8/3/2023

Bij het uitvoeren van brandtesten wordt in de regel uitgegaan van brand van beneden. Ook als het gaat om het testen van vloerconstructies. Maar wat gebeurt er met een verdiepingsvloer in hoogbouw als er op die verdieping brand is en het vuur dus van boven komt? Om daar antwoord op te kunnen geven, kan in het testlaboratorium van Efectis getest worden met brand van boven.
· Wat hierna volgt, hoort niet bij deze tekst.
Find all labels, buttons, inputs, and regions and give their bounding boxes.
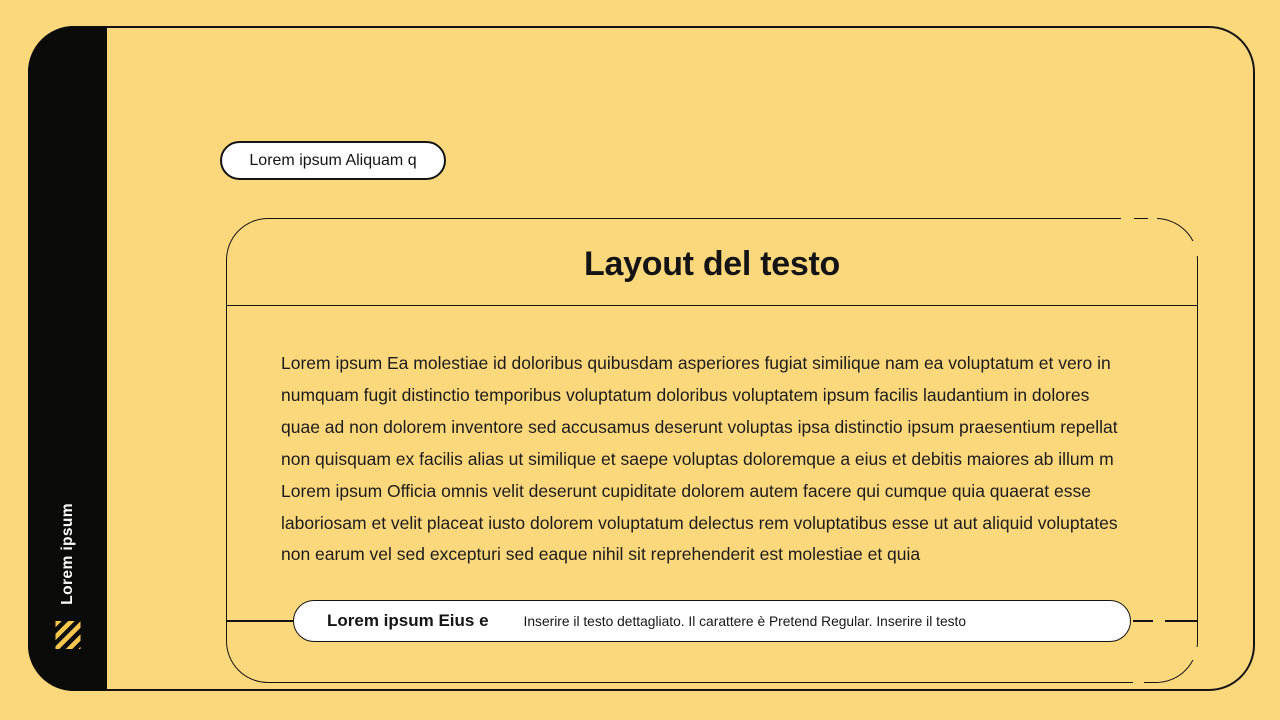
border-gap xyxy=(1121,216,1134,223)
border-gap xyxy=(239,678,249,685)
page-title: Layout del testo xyxy=(584,245,840,284)
slide: Lorem ipsum Lorem ipsum Aliquam q Layout… xyxy=(0,0,1280,720)
border-gap xyxy=(1148,216,1157,223)
border-gap xyxy=(1175,678,1186,685)
section-tag-label: Lorem ipsum Aliquam q xyxy=(249,152,416,170)
footer-connector-dash xyxy=(1133,620,1153,622)
sidebar: Lorem ipsum xyxy=(28,26,107,691)
body-line: numquam fugit distinctio temporibus volu… xyxy=(281,380,1141,412)
footer-pill-label: Lorem ipsum Eius e xyxy=(327,611,489,631)
body-line: Lorem ipsum Ea molestiae id doloribus qu… xyxy=(281,348,1141,380)
footer-pill-description: Inserire il testo dettagliato. Il caratt… xyxy=(524,614,967,629)
body-line: laboriosam et velit placeat iusto dolore… xyxy=(281,508,1141,540)
body-line: non quisquam ex facilis alias ut similiq… xyxy=(281,444,1141,476)
border-gap xyxy=(1192,241,1200,256)
border-gap xyxy=(1192,647,1200,660)
section-tag-pill[interactable]: Lorem ipsum Aliquam q xyxy=(220,141,446,180)
body-line: non earum vel sed excepturi sed eaque ni… xyxy=(281,539,1141,571)
body-line: quae ad non dolorem inventore sed accusa… xyxy=(281,412,1141,444)
footer-connector-line-left xyxy=(227,620,293,622)
footer-pill[interactable]: Lorem ipsum Eius e Inserire il testo det… xyxy=(293,600,1131,642)
sidebar-vertical-label: Lorem ipsum xyxy=(59,503,77,605)
content-card: Layout del testo Lorem ipsum Ea molestia… xyxy=(226,218,1198,683)
diagonal-stripes-logo-icon xyxy=(55,621,80,649)
border-gap xyxy=(1133,678,1144,685)
slide-frame: Lorem ipsum Lorem ipsum Aliquam q Layout… xyxy=(28,26,1255,691)
footer-connector-dash xyxy=(1165,620,1198,622)
body-line: Lorem ipsum Officia omnis velit deserunt… xyxy=(281,476,1141,508)
card-header: Layout del testo xyxy=(227,219,1197,306)
body-text-block: Lorem ipsum Ea molestiae id doloribus qu… xyxy=(227,306,1197,571)
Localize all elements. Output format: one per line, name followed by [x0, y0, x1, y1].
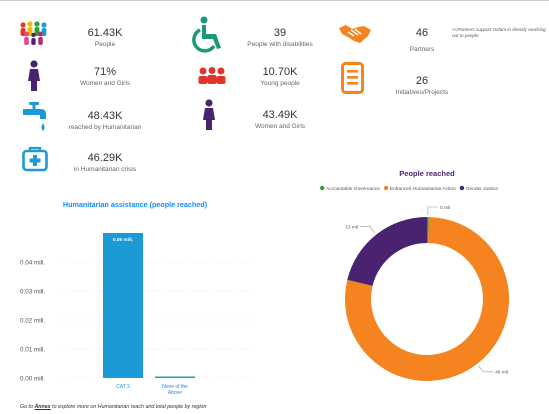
young-people-icon	[198, 67, 226, 84]
crisis-label: in Humanitarian crisis	[73, 166, 137, 173]
disabilities-value: 39	[273, 27, 287, 39]
initiatives-value: 26	[415, 75, 429, 87]
donut-data-label: 0 mil	[440, 205, 450, 211]
legend-label-1: Accountable Governance	[326, 186, 380, 192]
bar-1	[103, 233, 143, 378]
footer-prefix: Go to	[20, 404, 35, 410]
legend-marker-2	[383, 185, 389, 191]
humanitarian-value: 48.43K	[87, 110, 123, 122]
humanitarian-label: reached by Humanitarian	[68, 124, 142, 131]
bar-y-tick-label: 0.02 mill.	[20, 317, 45, 324]
handshake-icon	[339, 25, 371, 43]
partners-note: <<Partners support Oxfam in directly rea…	[452, 27, 546, 39]
legend-marker-3	[459, 185, 465, 191]
legend-label-2: Enhanced Humanitarian Action	[390, 186, 456, 192]
people-reached-donut-chart: People reached Accountable Governance Enha…	[320, 169, 509, 381]
disabilities-label: People with disabilities	[247, 41, 313, 48]
partners-label: Partners	[409, 46, 435, 53]
donut-chart-title: People reached	[399, 169, 455, 178]
young-people-value: 10.70K	[262, 66, 298, 78]
crisis-value: 46.29K	[87, 152, 123, 164]
people-value: 61.43K	[87, 27, 123, 39]
bar-x-tick-label: Above	[168, 390, 182, 396]
people-label: People	[94, 41, 116, 48]
woman-icon	[28, 60, 40, 91]
legend-marker-1	[320, 185, 325, 191]
bar-x-tick-label: CAT 2	[116, 384, 130, 390]
bar-y-tick-label: 0.01 mill.	[20, 346, 45, 353]
donut-slice-3	[347, 217, 427, 286]
footer-suffix: to explore more on Humanitarian reach an…	[50, 404, 207, 410]
bar-data-label: 0.05 mill.	[113, 237, 133, 243]
donut-data-label: 48 mil	[495, 370, 508, 376]
bar-y-tick-label: 0.04 mill.	[20, 259, 45, 266]
footer-note: Go to Annex to explore more on Humanitar…	[20, 404, 206, 410]
donut-leader-3	[360, 226, 376, 234]
humanitarian-bar-chart: Humanitarian assistance (people reached)…	[20, 200, 255, 396]
women-girls-percent-value: 71%	[93, 66, 117, 78]
women-girls-count-label: Women and Girls	[254, 123, 306, 130]
partners-value: 46	[415, 27, 429, 39]
annex-link[interactable]: Annex	[34, 404, 50, 410]
top-border	[0, 0, 549, 1]
young-people-label: Young people	[260, 80, 300, 87]
women-girls-count-value: 43.49K	[262, 109, 298, 121]
bar-chart-title: Humanitarian assistance (people reached)	[63, 200, 208, 209]
bar-y-tick-label: 0.00 mill.	[20, 375, 45, 382]
donut-leader-1	[427, 206, 438, 216]
woman-icon-2	[203, 99, 215, 130]
bar-y-tick-label: 0.03 mill.	[20, 288, 45, 295]
donut-data-label: 13 mil	[345, 225, 358, 231]
first-aid-kit-icon	[22, 146, 48, 172]
people-group-icon	[20, 21, 47, 45]
women-girls-percent-label: Women and Girls	[79, 80, 131, 87]
donut-leader-2	[478, 365, 494, 373]
wheelchair-icon	[192, 16, 221, 53]
legend-label-3: Gender Justice	[466, 186, 499, 192]
document-list-icon	[341, 62, 364, 94]
bar-2	[155, 376, 195, 378]
initiatives-label: Initiatives/Projects	[395, 89, 449, 96]
water-tap-icon	[23, 102, 46, 131]
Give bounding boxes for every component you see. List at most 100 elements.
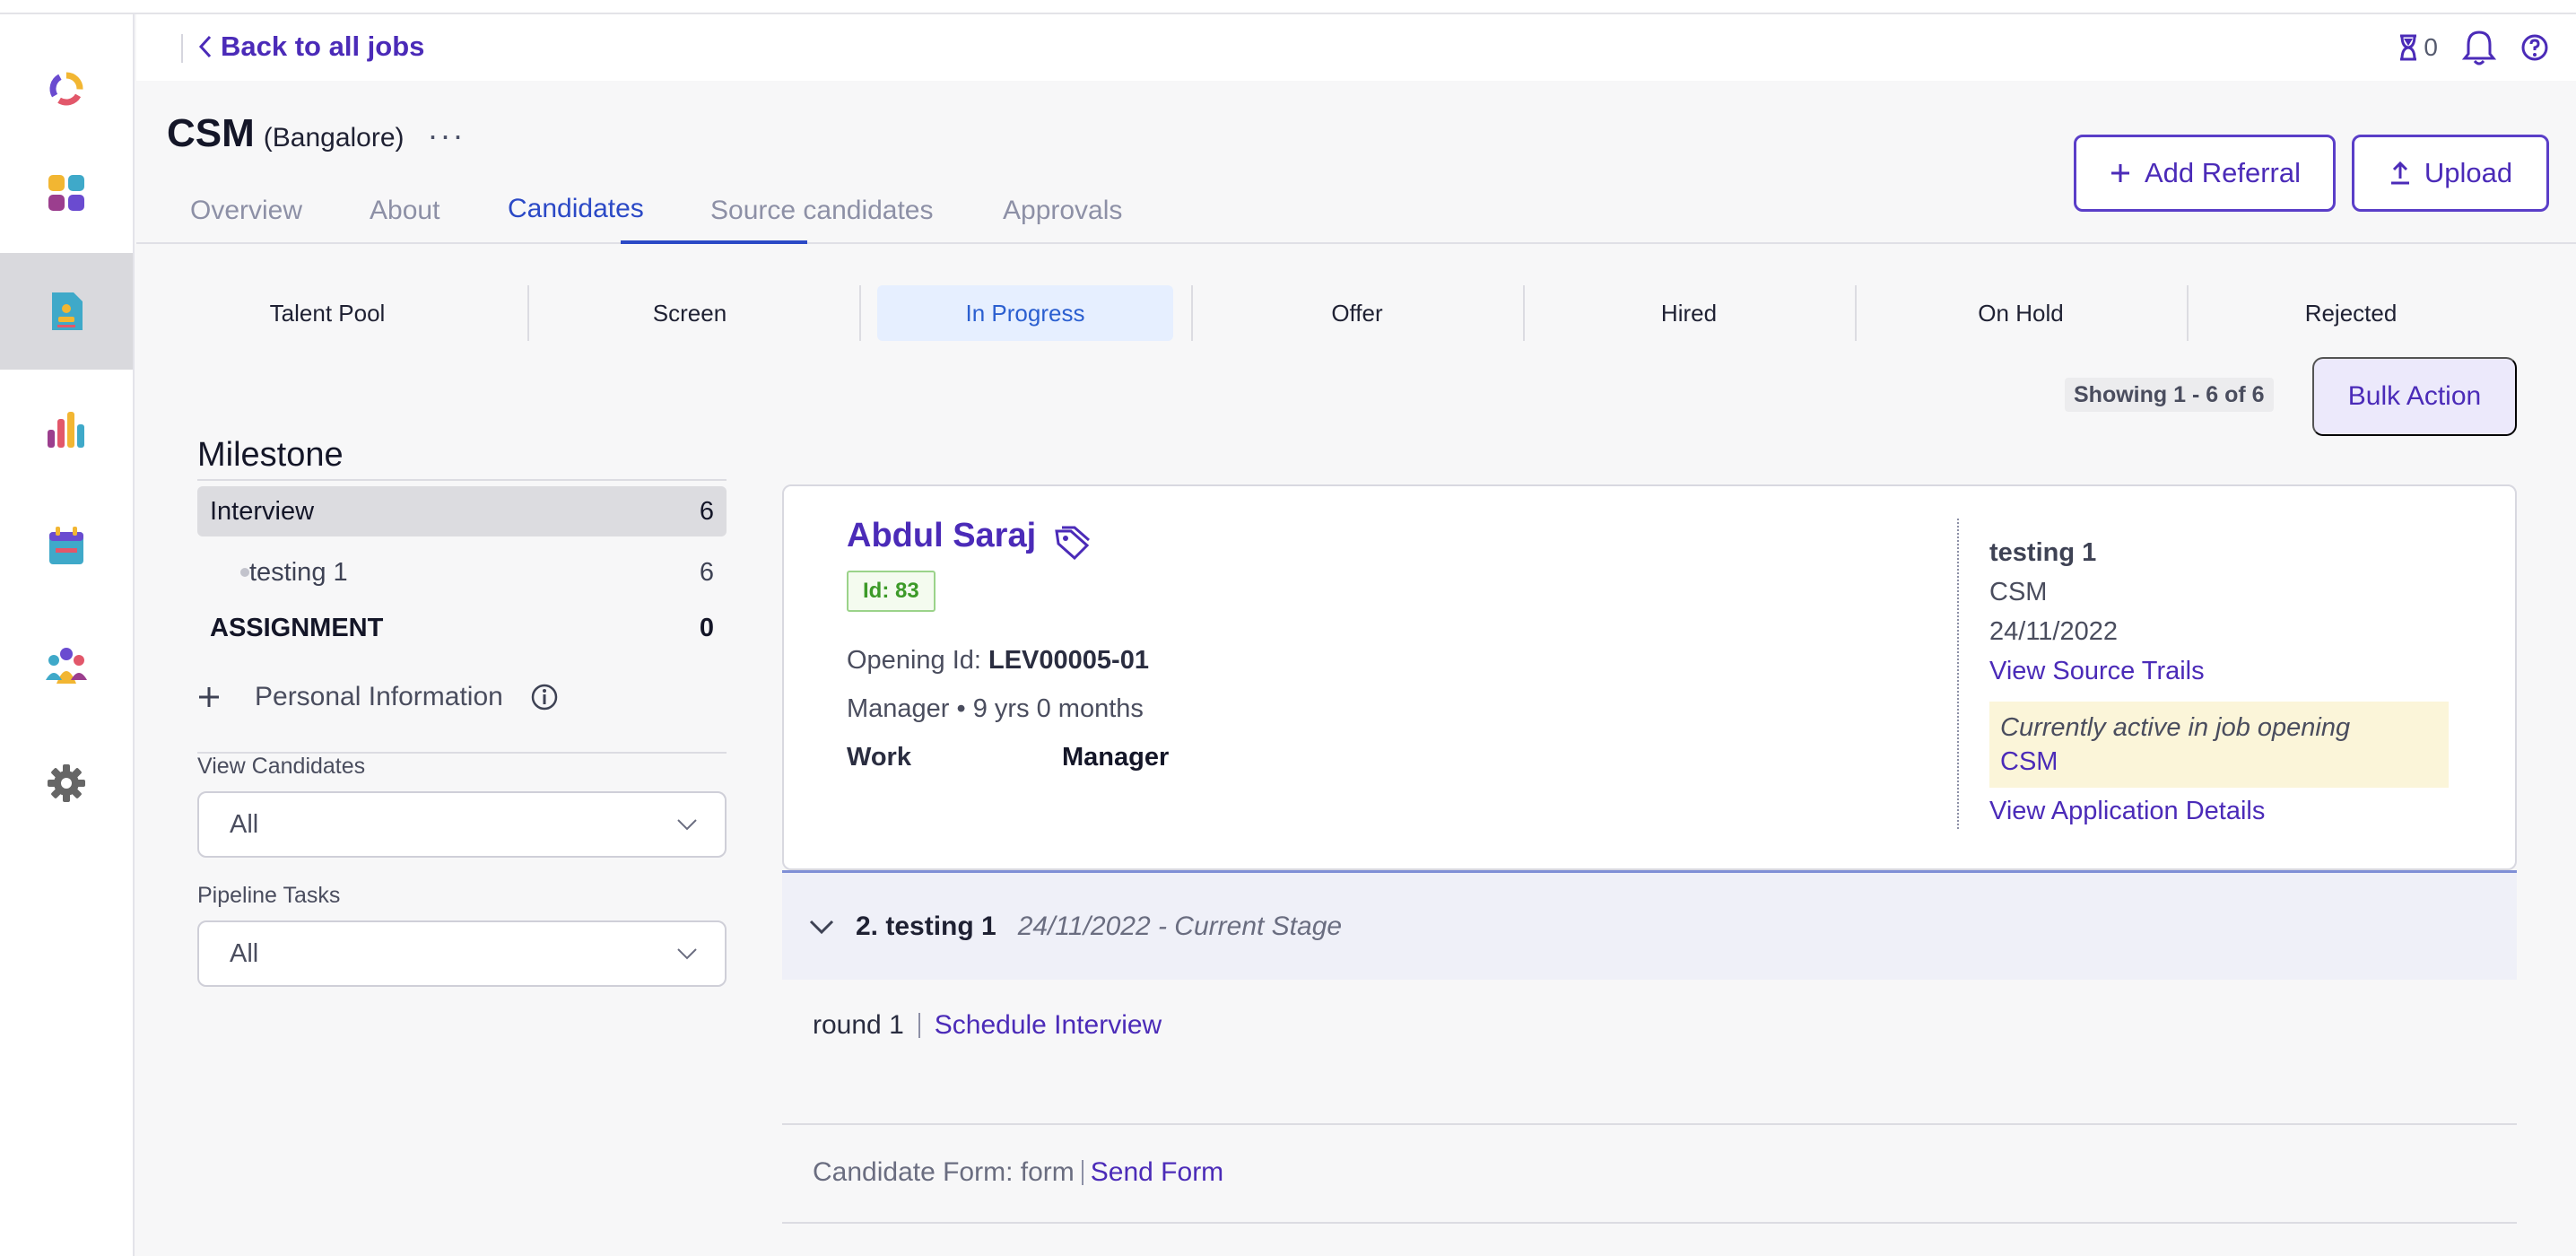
stage-divider xyxy=(1191,285,1193,341)
send-form-link[interactable]: Send Form xyxy=(1091,1157,1223,1188)
stage-detail-date: 24/11/2022 - Current Stage xyxy=(1017,911,1343,941)
job-location: (Bangalore) xyxy=(263,123,405,153)
candidate-card: Abdul Saraj Id: 83 Opening Id: LEV00005-… xyxy=(782,484,2517,870)
plus-icon xyxy=(199,687,219,707)
stage-in-progress[interactable]: In Progress xyxy=(877,285,1173,341)
stage-talent-pool[interactable]: Talent Pool xyxy=(179,285,475,341)
back-to-jobs-link[interactable]: Back to all jobs xyxy=(197,31,424,63)
active-job-note: Currently active in job opening CSM xyxy=(1989,702,2449,788)
window-top-border xyxy=(0,0,2576,14)
chevron-down-icon xyxy=(677,819,697,831)
stage-rejected[interactable]: Rejected xyxy=(2203,285,2499,341)
job-title-row: CSM (Bangalore) ··· xyxy=(167,111,466,156)
page-title: CSM xyxy=(167,111,255,155)
view-candidates-select[interactable]: All xyxy=(197,791,727,858)
interview-round-row: round 1 Schedule Interview xyxy=(813,1010,1162,1041)
bar-chart-icon[interactable] xyxy=(0,371,133,488)
section-divider xyxy=(782,1222,2517,1224)
opening-id-value: LEV00005-01 xyxy=(988,646,1149,675)
work-line: Work Manager xyxy=(847,743,1169,772)
bell-icon[interactable] xyxy=(2461,29,2497,66)
current-stage-name: testing 1 xyxy=(1989,538,2097,567)
milestone-item-count: 6 xyxy=(699,496,714,526)
view-source-trails-link[interactable]: View Source Trails xyxy=(1989,657,2205,686)
gear-icon[interactable] xyxy=(0,725,133,842)
stage-divider xyxy=(1523,285,1525,341)
logo-ring-icon[interactable] xyxy=(0,31,133,147)
dashboard-grid-icon[interactable] xyxy=(0,135,133,251)
opening-id-label: Opening Id: xyxy=(847,646,988,675)
active-job-note-text: Currently active in job opening xyxy=(2000,713,2351,742)
section-divider xyxy=(782,1123,2517,1125)
stage-detail-title: 2. testing 1 xyxy=(856,911,996,941)
chevron-left-icon xyxy=(198,35,212,58)
more-options-icon[interactable]: ··· xyxy=(428,117,466,154)
tab-source-candidates[interactable]: Source candidates xyxy=(710,196,934,226)
personal-information-label: Personal Information xyxy=(255,682,503,711)
results-count-badge: Showing 1 - 6 of 6 xyxy=(2065,378,2274,412)
view-candidates-label: View Candidates xyxy=(197,754,366,779)
tab-candidates[interactable]: Candidates xyxy=(508,194,644,224)
header-separator xyxy=(181,34,183,63)
active-job-link[interactable]: CSM xyxy=(2000,745,2438,779)
tag-icon[interactable] xyxy=(1053,526,1091,560)
candidate-form-label: Candidate Form: form xyxy=(813,1157,1075,1187)
work-value: Manager xyxy=(1062,743,1170,772)
stage-screen[interactable]: Screen xyxy=(542,285,838,341)
milestone-heading: Milestone xyxy=(197,436,344,474)
stage-divider xyxy=(527,285,529,341)
pipeline-tasks-select[interactable]: All xyxy=(197,920,727,987)
work-label: Work xyxy=(847,743,911,772)
info-icon[interactable] xyxy=(530,683,559,711)
candidate-experience: Manager • 9 yrs 0 months xyxy=(847,694,1144,723)
calendar-icon[interactable] xyxy=(0,488,133,605)
stage-on-hold[interactable]: On Hold xyxy=(1873,285,2169,341)
candidate-job: CSM xyxy=(1989,578,2048,606)
stage-detail-header[interactable]: 2. testing 1 24/11/2022 - Current Stage xyxy=(782,870,2517,980)
hourglass-icon xyxy=(2400,34,2417,61)
sidebar xyxy=(0,14,135,1256)
header-actions: 0 xyxy=(2398,29,2549,66)
milestone-item-label: testing 1 xyxy=(249,557,348,587)
candidate-date: 24/11/2022 xyxy=(1989,617,2118,646)
chevron-down-icon[interactable] xyxy=(809,919,834,935)
card-divider xyxy=(1957,519,1959,829)
stage-divider xyxy=(2187,285,2189,341)
milestone-divider xyxy=(197,479,727,481)
milestone-item-label: Interview xyxy=(210,496,315,526)
milestone-item-assignment[interactable]: ASSIGNMENT 0 xyxy=(197,603,727,653)
milestone-item-testing-1[interactable]: testing 1 6 xyxy=(197,547,727,597)
stage-divider xyxy=(859,285,861,341)
view-candidates-value: All xyxy=(230,809,259,839)
candidate-name-link[interactable]: Abdul Saraj xyxy=(847,517,1036,555)
stage-hired[interactable]: Hired xyxy=(1541,285,1837,341)
active-tab-indicator xyxy=(621,240,807,244)
tab-about[interactable]: About xyxy=(370,196,439,226)
candidate-form-row: Candidate Form: form Send Form xyxy=(813,1157,1223,1188)
help-icon[interactable] xyxy=(2520,33,2549,62)
chevron-down-icon xyxy=(677,948,697,960)
stage-divider xyxy=(1855,285,1857,341)
personal-information-toggle[interactable]: Personal Information xyxy=(197,682,559,712)
tab-overview[interactable]: Overview xyxy=(190,196,302,226)
bullet-dot-icon xyxy=(240,568,249,577)
round-label: round 1 xyxy=(813,1010,904,1040)
milestone-item-count: 0 xyxy=(699,613,714,642)
job-document-icon[interactable] xyxy=(0,253,133,370)
back-link-label: Back to all jobs xyxy=(221,31,425,62)
milestone-item-interview[interactable]: Interview 6 xyxy=(197,486,727,536)
bulk-action-button[interactable]: Bulk Action xyxy=(2312,357,2517,436)
view-application-details-link[interactable]: View Application Details xyxy=(1989,797,2265,826)
candidate-id-badge: Id: 83 xyxy=(847,571,936,612)
hourglass-counter[interactable]: 0 xyxy=(2398,33,2438,62)
schedule-interview-link[interactable]: Schedule Interview xyxy=(935,1010,1162,1041)
opening-id-line: Opening Id: LEV00005-01 xyxy=(847,646,1149,676)
team-icon[interactable] xyxy=(0,606,133,723)
stage-offer[interactable]: Offer xyxy=(1209,285,1505,341)
job-tabs: Overview About Candidates Source candida… xyxy=(136,179,2576,244)
pipeline-tasks-label: Pipeline Tasks xyxy=(197,883,341,908)
milestone-subitem: testing 1 xyxy=(210,558,348,588)
pipeline-tasks-value: All xyxy=(230,938,259,968)
separator-bar xyxy=(1081,1160,1083,1185)
tab-approvals[interactable]: Approvals xyxy=(1003,196,1122,226)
Brand van beneden wordt gezien als meer kritisch en mede daarom wordt er in de regel ook vooral met brand van beneden getest. “Wij hebben in onze oven de branders op verschillende hoogten en kunnen daarmee brand van boven simuleren. Dat is wel uniek aan onze oven. Daarmee krijgen onze klanten namelijk een goed beeld van de brandweerstand van een plafond of vloer-plafondconstructie in twee richtingen. Uiteraard gebeurt dit in twee aparte testen. Per richting een test!”

EN 1365-2 VS EN 1364-2

Voor de bepaling van de brandwerendheid van plafonds en vloeren en daken, en daarmee dus vloer-plafondconstructies, gelden de normen EN 1364-2 en EN 1365-2. Daarmee wordt er verschil gemaakt tussen plafonds en vloer-plafondconstructies. Voor de Nederlandse markt wordt in het Bouwbesluit standaard uitgegaan van vloer-plafondconstructies. Daarbij wordt standaard getest met brand van beneden, wat in de meeste gevallen ook wordt gedaan, maar ook met brand van boven.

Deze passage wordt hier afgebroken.